Читать книгу «Дело принципа» онлайн полностью📖 — Дениса Драгунского — MyBook.
image

– Ты предлагаешь мне сэкономить время? – засмеялся папа. – Добрая моя Далли. – Он погладил меня по голове и поцеловал в макушку. – Я сам об этом думал не раз. Но одежда нуждается в проветривании. Представляешь себе, что станет с твоими платьями и моими костюмами с марта по октябрь? В затхлых шкафах в запертой городской квартире? Они просто протухнут, как колбаса в тепле. – Он засмеялся еще громче. – А нанимать человека, городского человека из Штефанбурга, который бы раз в неделю открывал шкафы, вытаскивал костюмы и махал бы ими из стороны в сторону – это, сама суди, несколько смешно. И не только! На него вполне могут обратить внимание полицейские агенты. В доме, где мы снимаем квартиру, живут, как ты знаешь, некоторые высокопоставленные господа. Времена сейчас опасные. В России не так давно случилась революция. Царь даровал стране парламент. Это вызвало брожение умов, и в наших краях тоже – мы ведь соседи. Соседи с Российской империей, я имею в виду, ты меня слышишь? Времена опасные, тревожные. Я уверен, что тайная полиция увеличила свой штат и уж непременно наблюдает за квартирами высших сановников.
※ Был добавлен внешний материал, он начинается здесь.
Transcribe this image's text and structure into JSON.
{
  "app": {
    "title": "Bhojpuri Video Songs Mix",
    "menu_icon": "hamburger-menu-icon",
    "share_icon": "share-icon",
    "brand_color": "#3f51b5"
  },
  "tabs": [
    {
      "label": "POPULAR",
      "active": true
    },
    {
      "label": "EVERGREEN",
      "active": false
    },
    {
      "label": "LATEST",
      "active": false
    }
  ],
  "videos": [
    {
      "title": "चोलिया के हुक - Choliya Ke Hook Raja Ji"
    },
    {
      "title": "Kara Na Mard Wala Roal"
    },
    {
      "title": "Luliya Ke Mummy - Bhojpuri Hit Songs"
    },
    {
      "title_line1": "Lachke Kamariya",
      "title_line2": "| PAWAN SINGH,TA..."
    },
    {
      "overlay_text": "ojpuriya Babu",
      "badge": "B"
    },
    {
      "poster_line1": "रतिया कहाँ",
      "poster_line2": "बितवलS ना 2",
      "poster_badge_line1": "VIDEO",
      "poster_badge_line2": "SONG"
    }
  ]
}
А двое из них, повторяю, живут в том доме, где нам посчастливилось арендовать квартиру. Не исключаю, – воодушевленно продолжал папа, – даже более того, берусь утверждать, что в доме напротив, где меблированные комнаты, установлен наблюдательный пост и некий агент сквозь щель в занавесках смотрит в окна нашего дома. И вот представь себе, – папа совсем развеселился, – агент видит, что в нашей квартире, в большой богатой квартире на втором этаже вдруг раз в неделю зажигается окно и какой-то мужчина в течение получаса размахивает пиджаками и брюками. И вот так каждый четверг. Они его, несомненно, арестуют и допросят. Он покажет на меня. Скажет, что я его нанял и велел махать костюмами по четвергам! К нам приедет полицейский агент. И выяснится, что для дачи официальных показаний мне надо будет ехать ну если не в Штефанбург, то хотя бы в уездный город. Ну скажи, зачем мне это нужно?

Мне показалось, что пара рассказывает какую-то комическую историю, что-то в духе «Семейство Бухгольц за границей» или «Трое в одной лодке». Я расхохоталась.
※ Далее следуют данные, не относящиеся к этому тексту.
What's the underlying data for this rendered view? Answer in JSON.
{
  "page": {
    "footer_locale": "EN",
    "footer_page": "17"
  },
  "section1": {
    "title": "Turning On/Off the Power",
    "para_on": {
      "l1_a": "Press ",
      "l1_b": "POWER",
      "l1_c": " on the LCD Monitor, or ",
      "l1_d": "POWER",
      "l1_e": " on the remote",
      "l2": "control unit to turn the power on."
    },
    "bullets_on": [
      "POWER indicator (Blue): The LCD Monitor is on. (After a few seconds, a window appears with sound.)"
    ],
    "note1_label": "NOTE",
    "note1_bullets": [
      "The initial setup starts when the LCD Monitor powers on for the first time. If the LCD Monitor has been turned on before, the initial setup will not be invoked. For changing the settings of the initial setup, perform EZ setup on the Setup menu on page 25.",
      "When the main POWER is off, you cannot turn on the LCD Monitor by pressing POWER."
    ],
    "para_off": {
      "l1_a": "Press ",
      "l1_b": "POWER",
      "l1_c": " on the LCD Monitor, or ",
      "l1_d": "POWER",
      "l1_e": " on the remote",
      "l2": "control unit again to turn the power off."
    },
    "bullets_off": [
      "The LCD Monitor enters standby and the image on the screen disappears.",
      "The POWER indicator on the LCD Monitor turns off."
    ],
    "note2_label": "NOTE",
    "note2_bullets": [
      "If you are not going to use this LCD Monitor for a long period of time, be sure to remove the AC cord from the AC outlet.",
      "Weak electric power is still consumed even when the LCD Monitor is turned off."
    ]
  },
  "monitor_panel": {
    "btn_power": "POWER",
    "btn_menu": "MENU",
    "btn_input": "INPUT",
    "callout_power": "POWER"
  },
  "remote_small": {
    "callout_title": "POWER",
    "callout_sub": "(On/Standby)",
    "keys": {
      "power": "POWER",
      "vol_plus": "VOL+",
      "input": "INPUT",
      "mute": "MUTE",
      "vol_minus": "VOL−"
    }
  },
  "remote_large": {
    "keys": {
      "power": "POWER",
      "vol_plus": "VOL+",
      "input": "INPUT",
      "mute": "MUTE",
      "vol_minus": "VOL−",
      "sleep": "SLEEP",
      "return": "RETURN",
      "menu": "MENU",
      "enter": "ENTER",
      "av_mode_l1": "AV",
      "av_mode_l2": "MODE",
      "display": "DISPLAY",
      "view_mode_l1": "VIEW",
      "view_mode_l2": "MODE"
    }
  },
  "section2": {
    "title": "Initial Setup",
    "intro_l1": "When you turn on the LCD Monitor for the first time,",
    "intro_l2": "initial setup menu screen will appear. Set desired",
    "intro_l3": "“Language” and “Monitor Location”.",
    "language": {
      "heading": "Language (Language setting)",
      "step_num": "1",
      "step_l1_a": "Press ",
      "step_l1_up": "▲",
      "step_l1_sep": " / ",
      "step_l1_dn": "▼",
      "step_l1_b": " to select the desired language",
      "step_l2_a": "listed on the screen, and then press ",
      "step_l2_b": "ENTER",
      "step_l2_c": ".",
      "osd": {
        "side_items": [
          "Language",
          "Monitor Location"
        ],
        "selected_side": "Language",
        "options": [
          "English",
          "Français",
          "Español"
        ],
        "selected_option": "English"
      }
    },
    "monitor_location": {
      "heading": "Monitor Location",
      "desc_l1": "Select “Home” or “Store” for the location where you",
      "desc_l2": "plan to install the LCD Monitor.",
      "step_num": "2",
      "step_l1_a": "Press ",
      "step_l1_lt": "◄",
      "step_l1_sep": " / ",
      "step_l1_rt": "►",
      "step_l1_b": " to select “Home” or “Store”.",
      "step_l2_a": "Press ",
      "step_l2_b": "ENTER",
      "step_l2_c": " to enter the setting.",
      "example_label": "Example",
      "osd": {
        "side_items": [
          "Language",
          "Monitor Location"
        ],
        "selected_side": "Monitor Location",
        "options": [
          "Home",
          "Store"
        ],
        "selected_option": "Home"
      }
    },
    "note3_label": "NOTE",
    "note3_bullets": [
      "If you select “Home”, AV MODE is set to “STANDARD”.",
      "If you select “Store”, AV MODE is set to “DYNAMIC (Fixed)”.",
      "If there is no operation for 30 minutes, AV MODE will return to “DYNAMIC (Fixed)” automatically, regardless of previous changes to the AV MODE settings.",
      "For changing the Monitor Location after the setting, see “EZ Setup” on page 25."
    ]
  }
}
Папа схватил меня под мышки и закружил по комнате. А потом поставил, но не на пол, а на стул, сел на диван и сказал:

– Но это не главное. Главное, милая моя Далли, другое. Ты сказала «сэкономить время». Отлично. А ты не подумала, зачем? Что ты будешь делать с этим сэкономленным временем?

Я замолчала.

Я стояла на стуле, смотрела на папу сверху и оглядывала всю комнату. Сверху она выглядела немножко иначе. Лампа, статуэтки, кресла – все показалось каким-то маленьким. А на крыше небольшого книжного шкафчика я увидела толстый слой пыли.

– Сэкономить время вот зачем, – сказала я, простирая руку, как римская статуя. – Дабы забираться на стул и наблюдать, где лентяйка Элла не вытерла пыль.
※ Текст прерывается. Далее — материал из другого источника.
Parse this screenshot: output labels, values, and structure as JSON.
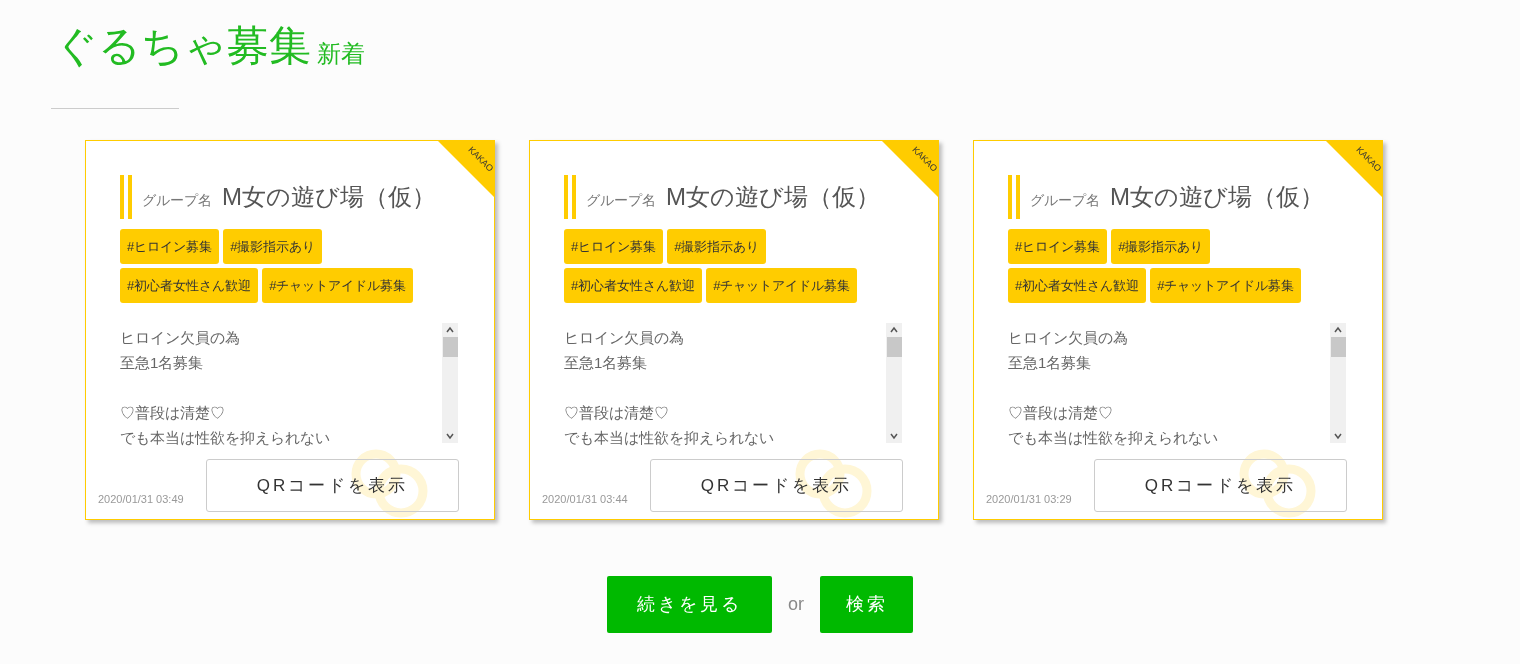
{
  "heading": {
    "title": "ぐるちゃ募集",
    "subtitle": "新着"
  },
  "cards": [
    {
      "corner": "KAKAO",
      "label": "グループ名",
      "name": "M女の遊び場（仮）",
      "tags": [
        "#ヒロイン募集",
        "#撮影指示あり",
        "#初心者女性さん歓迎",
        "#チャットアイドル募集"
      ],
      "description": [
        [
          "ヒロイン欠員の為",
          "至急1名募集"
        ],
        [
          "♡普段は清楚♡",
          "でも本当は性欲を抑えられない"
        ]
      ],
      "button": "QRコードを表示",
      "date": "2020/01/31 03:49"
    },
    {
      "corner": "KAKAO",
      "label": "グループ名",
      "name": "M女の遊び場（仮）",
      "tags": [
        "#ヒロイン募集",
        "#撮影指示あり",
        "#初心者女性さん歓迎",
        "#チャットアイドル募集"
      ],
      "description": [
        [
          "ヒロイン欠員の為",
          "至急1名募集"
        ],
        [
          "♡普段は清楚♡",
          "でも本当は性欲を抑えられない"
        ]
      ],
      "button": "QRコードを表示",
      "date": "2020/01/31 03:44"
    },
    {
      "corner": "KAKAO",
      "label": "グループ名",
      "name": "M女の遊び場（仮）",
      "tags": [
        "#ヒロイン募集",
        "#撮影指示あり",
        "#初心者女性さん歓迎",
        "#チャットアイドル募集"
      ],
      "description": [
        [
          "ヒロイン欠員の為",
          "至急1名募集"
        ],
        [
          "♡普段は清楚♡",
          "でも本当は性欲を抑えられない"
        ]
      ],
      "button": "QRコードを表示",
      "date": "2020/01/31 03:29"
    }
  ],
  "actions": {
    "more_button": "続きを見る",
    "separator": "or",
    "search_button": "検索"
  }
}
– Эх! – сказал папа. – А я-то хотел вступить с тобой в философский спор в духе графа Толстого. Был в России такой замечательный старик. Он все время спрашивал: «Построили железную дорогу, а ехать-то куда? Изобрели телефон, а говорить-то о чем?» Вот и я так подумал. Сэкономить время, а чего ради? А ты у меня оказалась слишком практичная. Слезай со стула.

Ну ничего, папочка, я тебе покажу, какая я практичная. Я тебе столько романтики и философии наворочу – не разгребешь…

Пыль на шкафу, кстати говоря, так и осталась не вытертой. Мне показалось как-то стыдно напоминать об этом папе, нашему дворецкому или подстерегать Эллу, когда она со шваброй и тряпкой ходит из комнаты в комнату, и говорить ей: «Не забудьте вон там, наверху». Стыдно не перед Эллой, а вот как-то перед самой собою. Дурное помещичье воспитание.

Итак, пока у переднего крыльца шла репетиция, на заднем дворе вовсю упаковывали грузовые кареты. Это был целый поезд. Главная карета, в которой ехали мы с папой, четыре грузовые кареты, еще две кареты для прислуги. В одной из них ехал папин камердинер и моя гувернантка (ах, простите, что я назвала их прислугой!), в другой ехал наш дворник, он же уборщик-носильщик, а еще повар и горничная, и еще девушка на всякий случай.

Два года назад, когда мы вот так паковались перед отъездом, я попросила папу не брать с собой гувернантку, потому что я уже большая.

– Ты что, – спросил папа, – хочешь, чтоб я ее рассчитал?

– Тебе решать, – сказала я, что означало «Да, хочу».

– Что же, тебе совсем никто не нужен? – спросил папа.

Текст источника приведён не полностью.